En Australie, des professionnels de l’architecture, de la conception et de l’immobilier partagent avec nous leurs idées novatrices sur le bien-être au travail. En fait, l’influence qu’exerce ce pays de 23 millions d’habitants dans ce domaine s’étend à l’Asie, à l’Europe et au continent américain par le biais de nombreux projets.

La place occupée par l’Australie elle-même, dans le monde du bien-être, dépasse largement son étendue géographique. Elle se trouve en tête de nombreux classements de la santé et du bienêtre, comme l’indice du progrès social 2013, qui la place en 16e position dans le monde, en termes de bien-être. Ou encore le rapport de l’université de Columbia sur le bonheur dans le monde, où l’Australie occupe la 9e position quant à la satisfaction moyenne dans la vie, et la 11e position pour le bonheur moyen.

L’indice du bonheur de la planète (Happy Planet Index) place l’Australie au 8e rang en termes de bien-être et au 4e rang en termes d’espérance de vie, sur 151 pays. Pour mieux comprendre l’intégration du bien-être dans les environnements de travail australiens, le magazine 360° s’est entretenu avec cinq experts locaux, qui proposent leurs services dans divers secteurs, aux quatre coins du globe. Ces conversations ont donné naissance à une table ronde virtuelle avec ces experts, qui cumulent à eux tous plus d’une centaine d’années d’expérience dans la planification, la conception et la réalisation d’espaces de travail.

Quelle importance revêt aujourd’hui le bien-être au travail en Australie ?

S. Minnett : Le bien-être au travail revêt une importance croissante. Les dirigeants australiens ont tendance à se focaliser sur les coûts, l’efficacité et la productivité (comme partout, je suppose). Maintenant qu’ils réalisent à quel point le bien-être peut influer sur la productivité, ils lui accordent une attention encore plus vive.

G. McCourt : Les environnements de travail doivent aider les employés à réaliser leur potentiel, à trouver leur place et à développer un sentiment d’appartenance, c’est-à-dire le sentiment de faire partie d’un ensemble qui dépasse l’individu. Nos clients nous demandent de les aider à exploiter cet ensemble de données sur le bien-être, pour créer une communauté où chacun puisse se retrouver, afin de vivre une expérience unique.

S. Coster : Nos clients commencent à s’apercevoir que ce qui compte le plus sur le lieu de travail, ce n’est ni la surface au sol ni le mobilier, mais les personnes qui s’y trouvent ! La santé et le bien-être sont de toute évidence des facteurs cruciaux dans l’optimisation des performances des employés. Plus les chefs d’entreprise prennent conscience de l’influence de l’environnement de travail sur l’efficacité des employés, plus la question du bienêtre s’impose à eux.

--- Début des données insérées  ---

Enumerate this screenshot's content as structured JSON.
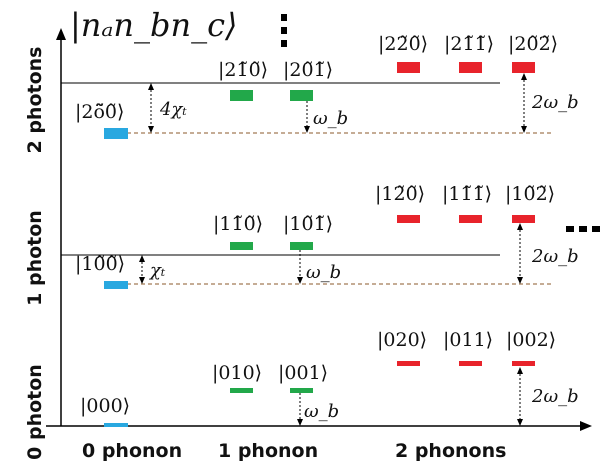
{
  "title_ket": "|nₐn_bn_c⟩",
  "y_labels": {
    "two": "2 photons",
    "one": "1 photon",
    "zero": "0 photon"
  },
  "x_labels": {
    "zero": "0 phonon",
    "one": "1 phonon",
    "two": "2 phonons"
  },
  "kets": {
    "r2_c0": "|2õ̃0̃⟩",
    "r2_c1a": "|21̃0̃⟩",
    "r2_c1b": "|20̃1̃⟩",
    "r2_c2a": "|22̃0̃⟩",
    "r2_c2b": "|21̃1̃⟩",
    "r2_c2c": "|20̃2̃⟩",
    "r1_c0": "|10̃0̃⟩",
    "r1_c1a": "|11̃0̃⟩",
    "r1_c1b": "|10̃1̃⟩",
    "r1_c2a": "|12̃0̃⟩",
    "r1_c2b": "|11̃1̃⟩",
    "r1_c2c": "|10̃2̃⟩",
    "r0_c0": "|000⟩",
    "r0_c1a": "|010⟩",
    "r0_c1b": "|001⟩",
    "r0_c2a": "|020⟩",
    "r0_c2b": "|011⟩",
    "r0_c2c": "|002⟩"
  },
  "annotations": {
    "chi4": "4χₜ",
    "chi": "χₜ",
    "omega_b": "ω_b",
    "two_omega_b": "2ω_b"
  },
  "colors": {
    "zero_phonon": "#29a8e0",
    "one_phonon": "#22a84a",
    "two_phonon": "#e8232b",
    "axis": "#000000",
    "dashed": "#8b5a2b"
  }
}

Comment vos clients définissent-ils le bien-être ?

S. Coster : Le bien-être est souvent décrit comme l’absence de maladie, notamment car il est plus aisé de décrire et de mesurer les symptômes associés à des maladies que les effets du bienêtre. Notre secteur s’intéresse souvent à la faculté de l’environnement d’éliminer certains symptômes pathologiques et à aider les employés à aller mieux. J’espère que nous pourrons aller encore plus loin, pour envisager le bien-être dans un sens plus positif et nous interroger sur ce qu’est un environnement haute performance en termes de bien-être. La question est de savoir ce qui crée un sentiment de bien-être chez les employés, plutôt que ce qui les rend moins malades. Comment aller au-delà de la simple amélioration des conditions sanitaires, afin d’agir pour le bien-être des employés ?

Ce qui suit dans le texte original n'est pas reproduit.